Introduction to Data science with Apache SparkCategory: Apache spark and scala Training, General Posted:Dec 14, 2016 By: Robert
In general, companies use their data to make decisions and produce data-intensive services and products including prediction, recommendation and diagnostic systems. To perform this, require some set of skills on these functions and these skills are collectively referred as data science. If you want to take your skills to the next level with Data science with Apache Spark training and certification, you have reached the right place. This article presents some of the useful information about the Data science and Apache Spark.
Introduction to Data Science
Data science is an emerging work field, which is concerned with preparation, analysis, collection, management, preservation and visualization of an abundant collection of details. However, the term implies that the field is strongly connected to computer science and database. However, in order to work effectively with Data science, several other important skills like, non-Mathematical skills, communication skills, ethical reasoning skills and data analysis skills are also required. Data scientist plays an active role in the design as well as the implantation task of some related fields like data acquisition, data architecture, data archiving and data analysis. The influence of Data science in businesses is something more than the data analysis.
With the development of several new technologies, the sources of data has increased largely. Machine log files, web server logs, user presence on social media, taking footage of users visits to the website and several other amazing data sources have made an exponential progress of data. Individually, the contents might not appear massive, but when accessed by several number of users, it delivers petabytes or terabytes of data. Such a large amount of data not comes in the structured format always, it comes in semi-structured and unstructured formats too. This roof is considered as Big Data.

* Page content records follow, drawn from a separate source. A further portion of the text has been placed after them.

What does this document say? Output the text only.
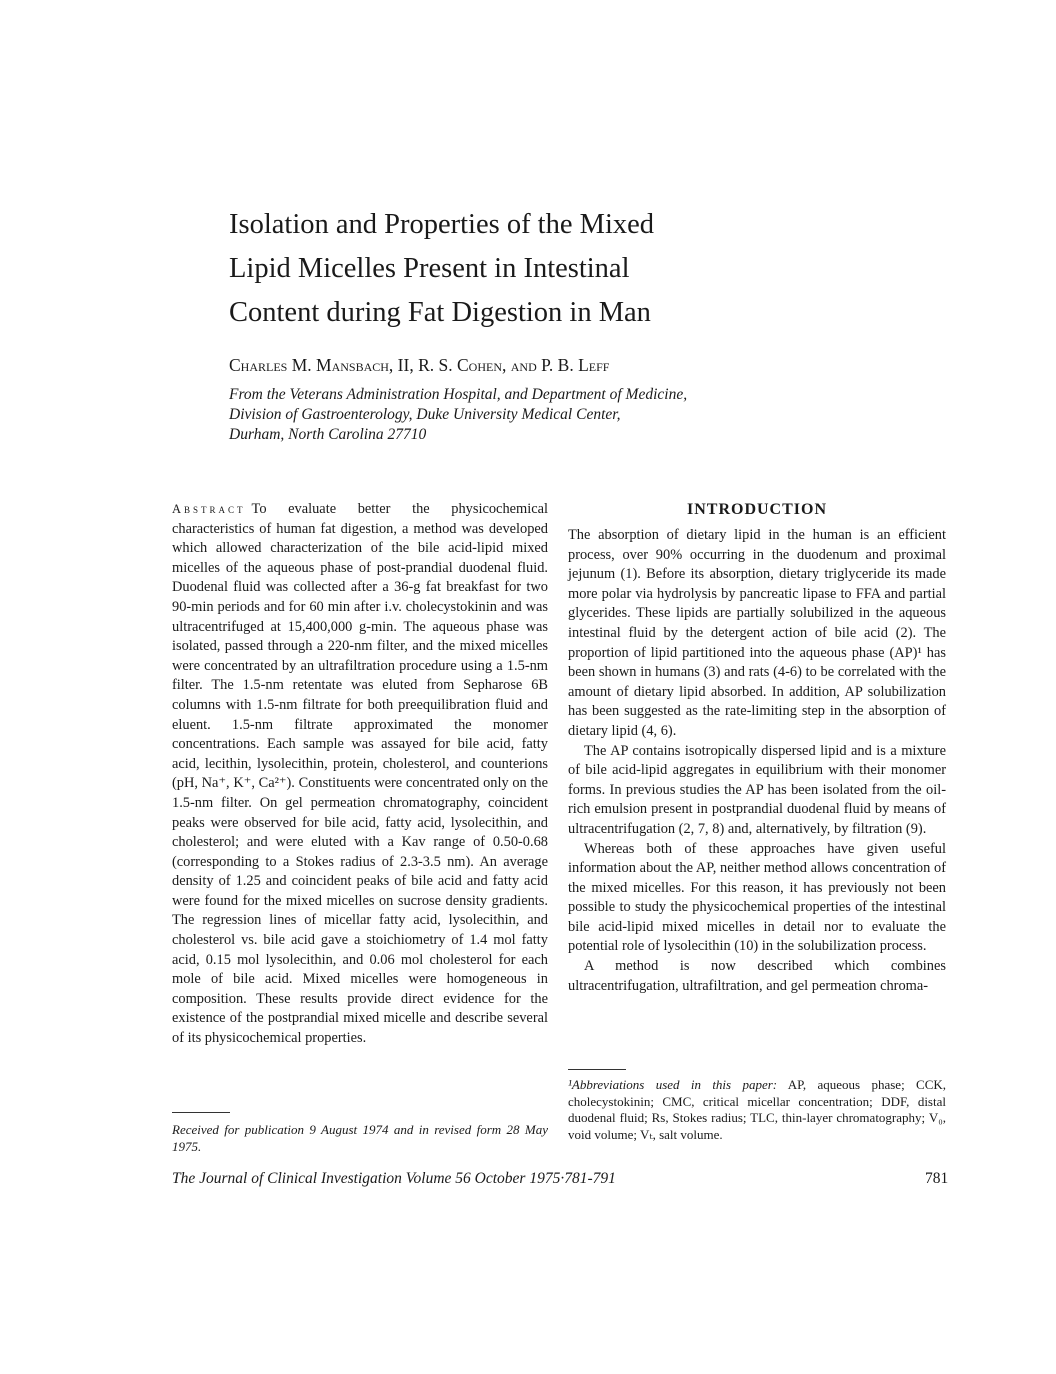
Isolation and Properties of the Mixed
Lipid Micelles Present in Intestinal
Content during Fat Digestion in Man

Charles M. Mansbach, II, R. S. Cohen, and P. B. Leff

From the Veterans Administration Hospital, and Department of Medicine,
Division of Gastroenterology, Duke University Medical Center,
Durham, North Carolina 27710

Abstract To evaluate better the physicochemical characteristics of human fat digestion, a method was developed which allowed characterization of the bile acid-lipid mixed micelles of the aqueous phase of post-prandial duodenal fluid. Duodenal fluid was collected after a 36-g fat breakfast for two 90-min periods and for 60 min after i.v. cholecystokinin and was ultracentrifuged at 15,400,000 g-min. The aqueous phase was isolated, passed through a 220-nm filter, and the mixed micelles were concentrated by an ultrafiltration procedure using a 1.5-nm filter. The 1.5-nm retentate was eluted from Sepharose 6B columns with 1.5-nm filtrate for both preequilibration fluid and eluent. 1.5-nm filtrate approximated the monomer concentrations. Each sample was assayed for bile acid, fatty acid, lecithin, lysolecithin, protein, cholesterol, and counterions (pH, Na⁺, K⁺, Ca²⁺). Constituents were concentrated only on the 1.5-nm filter. On gel permeation chromatography, coincident peaks were observed for bile acid, fatty acid, lysolecithin, and cholesterol; and were eluted with a Kav range of 0.50-0.68 (corresponding to a Stokes radius of 2.3-3.5 nm). An average density of 1.25 and coincident peaks of bile acid and fatty acid were found for the mixed micelles on sucrose density gradients. The regression lines of micellar fatty acid, lysolecithin, and cholesterol vs. bile acid gave a stoichiometry of 1.4 mol fatty acid, 0.15 mol lysolecithin, and 0.06 mol cholesterol for each mole of bile acid. Mixed micelles were homogeneous in composition. These results provide direct evidence for the existence of the postprandial mixed micelle and describe several of its physicochemical properties.

Received for publication 9 August 1974 and in revised form 28 May 1975.

INTRODUCTION

The absorption of dietary lipid in the human is an efficient process, over 90% occurring in the duodenum and proximal jejunum (1). Before its absorption, dietary triglyceride its made more polar via hydrolysis by pancreatic lipase to FFA and partial glycerides. These lipids are partially solubilized in the aqueous intestinal fluid by the detergent action of bile acid (2). The proportion of lipid partitioned into the aqueous phase (AP)¹ has been shown in humans (3) and rats (4-6) to be correlated with the amount of dietary lipid absorbed. In addition, AP solubilization has been suggested as the rate-limiting step in the absorption of dietary lipid (4, 6).

The AP contains isotropically dispersed lipid and is a mixture of bile acid-lipid aggregates in equilibrium with their monomer forms. In previous studies the AP has been isolated from the oil-rich emulsion present in postprandial duodenal fluid by means of ultracentrifugation (2, 7, 8) and, alternatively, by filtration (9).

Whereas both of these approaches have given useful information about the AP, neither method allows concentration of the mixed micelles. For this reason, it has previously not been possible to study the physicochemical properties of the intestinal bile acid-lipid mixed micelles in detail nor to evaluate the potential role of lysolecithin (10) in the solubilization process.

A method is now described which combines ultracentrifugation, ultrafiltration, and gel permeation chroma-

¹Abbreviations used in this paper: AP, aqueous phase; CCK, cholecystokinin; CMC, critical micellar concentration; DDF, distal duodenal fluid; Rs, Stokes radius; TLC, thin-layer chromatography; V₀, void volume; Vₜ, salt volume.

The Journal of Clinical Investigation Volume 56 October 1975·781-791	781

The main reason for considering big data most importantly today is for forecasting, nowcasting and to form models to foretell the future. Though, incredible data amount is gathered, only little amount of data is analyzed. The process of deriving information from big data intelligently and efficiently is referred as Data Science. The following are some of the common tasks included in the data science:
- Define a model
- Prepare and clean the data
- Dig data in order to identify useful data for analyzing
- Evaluate the model
- Utilizing the model for large-scale data processing
- Repeat the process until the best result is achieved statistically
An introduction to Apache Spark
For the development of big data, Apache Spark is considered to be the most exciting technology. Let us discuss why Apache Spark is most preferred than its predecessors.

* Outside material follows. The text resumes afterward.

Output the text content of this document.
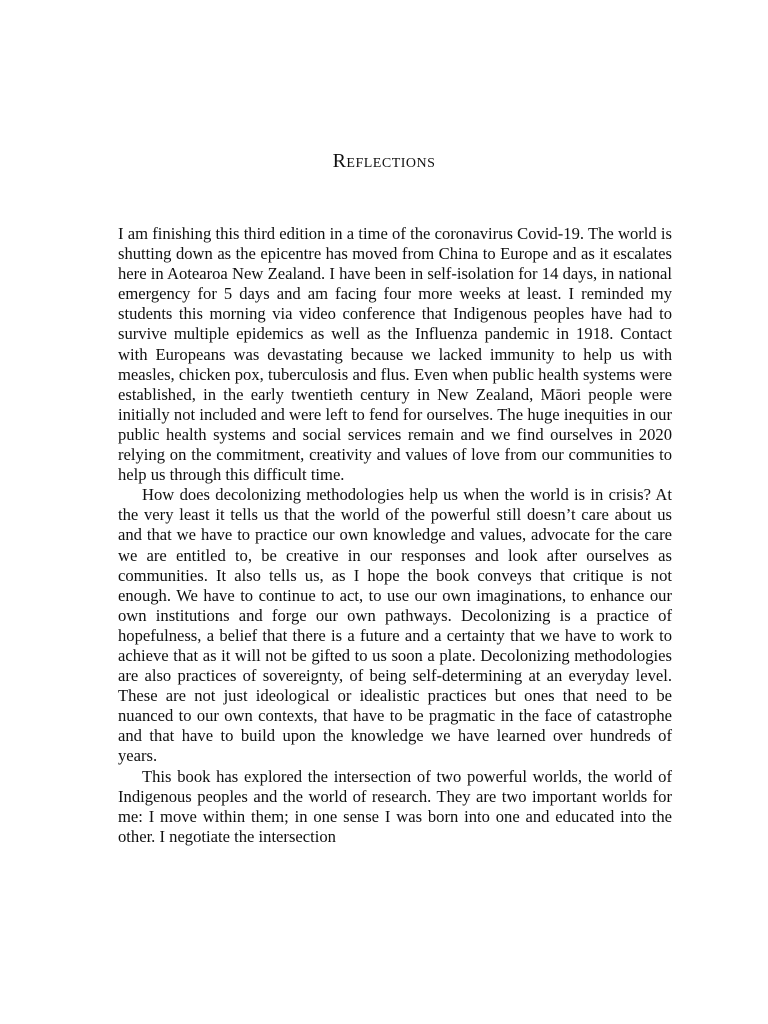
Reflections

I am finishing this third edition in a time of the coronavirus Covid-19. The world is shutting down as the epicentre has moved from China to Europe and as it escalates here in Aotearoa New Zealand. I have been in self-isolation for 14 days, in national emergency for 5 days and am facing four more weeks at least. I reminded my students this morning via video conference that Indigenous peoples have had to survive multiple epidemics as well as the Influenza pandemic in 1918. Contact with Europeans was devastating because we lacked immunity to help us with measles, chicken pox, tuberculosis and flus. Even when public health systems were established, in the early twentieth century in New Zealand, Māori people were initially not included and were left to fend for ourselves. The huge inequities in our public health systems and social services remain and we find ourselves in 2020 relying on the commitment, creativity and values of love from our communities to help us through this difficult time.

How does decolonizing methodologies help us when the world is in crisis? At the very least it tells us that the world of the powerful still doesn’t care about us and that we have to practice our own knowledge and values, advocate for the care we are entitled to, be creative in our responses and look after ourselves as communities. It also tells us, as I hope the book conveys that critique is not enough. We have to continue to act, to use our own imaginations, to enhance our own institutions and forge our own pathways. Decolonizing is a practice of hopefulness, a belief that there is a future and a certainty that we have to work to achieve that as it will not be gifted to us soon a plate. Decolonizing methodologies are also practices of sovereignty, of being self-determining at an everyday level. These are not just ideological or idealistic practices but ones that need to be nuanced to our own contexts, that have to be pragmatic in the face of catastrophe and that have to build upon the knowledge we have learned over hundreds of years.

This book has explored the intersection of two powerful worlds, the world of Indigenous peoples and the world of research. They are two important worlds for me: I move within them; in one sense I was born into one and educated into the other. I negotiate the intersection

Apache Spark is nothing but a cluster-computing platform, which is designed to be general-purpose and fast. In terms of speed, the Apache Spark extends the most famous model called MapReduce to effectively provision several kinds of computations, including stream processing and interactive queries. There is no doubt that speed is essential for processing large datasets. The main features of Apache Spark are its speed and capability to execute computations in memory and the system is also more efficient than MapReduce for complex applications running on a disk.
Purpose of using Spark
This general-purpose framework is widely used for a various range of applications. The use case of Spark is classified into two categories. They are data application and data science. There are several imprecise usage patterns and disciplines in Spark. Most of the professionals utilize both the skills. Spark supports various data science tasks with several number of components. It facilitates interactive data analysis by using Scala or Python. Spark SQL includes an unconnected SQL shell, which can be utilized to make data exploration, using SQL. Machine learning, as well as data analysis is provisioned via MLLib libraries. It is also possible to call out external programs via R or Matlab. Spark enables data scientists to handle issues with abundant data size more effectively when compared to working with other tools like Pandas or R.

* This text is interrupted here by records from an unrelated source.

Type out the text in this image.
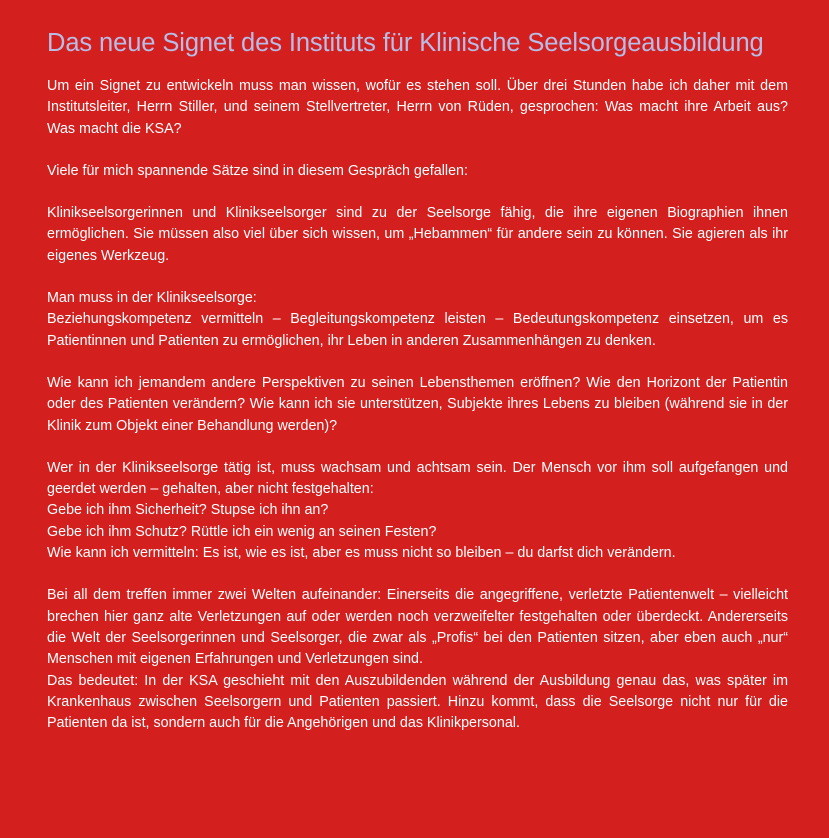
Das neue Signet des Instituts für Klinische Seelsorgeausbildung

Um ein Signet zu entwickeln muss man wissen, wofür es stehen soll. Über drei Stunden habe ich daher mit dem Institutsleiter, Herrn Stiller, und seinem Stellvertreter, Herrn von Rüden, gesprochen: Was macht ihre Arbeit aus? Was macht die KSA?

Viele für mich spannende Sätze sind in diesem Gespräch gefallen:

Klinikseelsorgerinnen und Klinikseelsorger sind zu der Seelsorge fähig, die ihre eigenen Biographien ihnen ermöglichen. Sie müssen also viel über sich wissen, um „Hebammen“ für andere sein zu können. Sie agieren als ihr eigenes Werkzeug.

Man muss in der Klinikseelsorge:
Beziehungskompetenz vermitteln – Begleitungskompetenz leisten – Bedeutungskompetenz einsetzen, um es Patientinnen und Patienten zu ermöglichen, ihr Leben in anderen Zusammenhängen zu denken.

Wie kann ich jemandem andere Perspektiven zu seinen Lebensthemen eröffnen? Wie den Horizont der Patientin oder des Patienten verändern? Wie kann ich sie unterstützen, Subjekte ihres Lebens zu bleiben (während sie in der Klinik zum Objekt einer Behandlung werden)?

Wer in der Klinikseelsorge tätig ist, muss wachsam und achtsam sein. Der Mensch vor ihm soll aufgefangen und geerdet werden – gehalten, aber nicht festgehalten:
Gebe ich ihm Sicherheit? Stupse ich ihn an?
Gebe ich ihm Schutz? Rüttle ich ein wenig an seinen Festen?
Wie kann ich vermitteln: Es ist, wie es ist, aber es muss nicht so bleiben – du darfst dich verändern.

Bei all dem treffen immer zwei Welten aufeinander: Einerseits die angegriffene, verletzte Patientenwelt – vielleicht brechen hier ganz alte Verletzungen auf oder werden noch verzweifelter festgehalten oder überdeckt. Andererseits die Welt der Seelsorgerinnen und Seelsorger, die zwar als „Profis“ bei den Patienten sitzen, aber eben auch „nur“ Menschen mit eigenen Erfahrungen und Verletzungen sind.

Das bedeutet: In der KSA geschieht mit den Auszubildenden während der Ausbildung genau das, was später im Krankenhaus zwischen Seelsorgern und Patienten passiert. Hinzu kommt, dass die Seelsorge nicht nur für die Patienten da ist, sondern auch für die Angehörigen und das Klinikpersonal.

Next to data scientists, another popular category users of Spark are software developers. Developers use Spark to develop data processing applications using the knowledge of the software engineering principles like interface design, encapsulation as well as object oriented programming. They utilize their knowledge to design and develop a software system, which gears the business use cases.
Spark offers an easy mode to parallelize applications across clusters. It also hides the difficulty of network communication, distributed systems programming and fault tolerance. Spark gives them sufficient control to supervise, monitor and tune applications when permitting them to implement tasks quickly. Users prefer to use data processing applications of Spark due to its benefits like simple to learn, a wide range of functionality, reliability and maturity.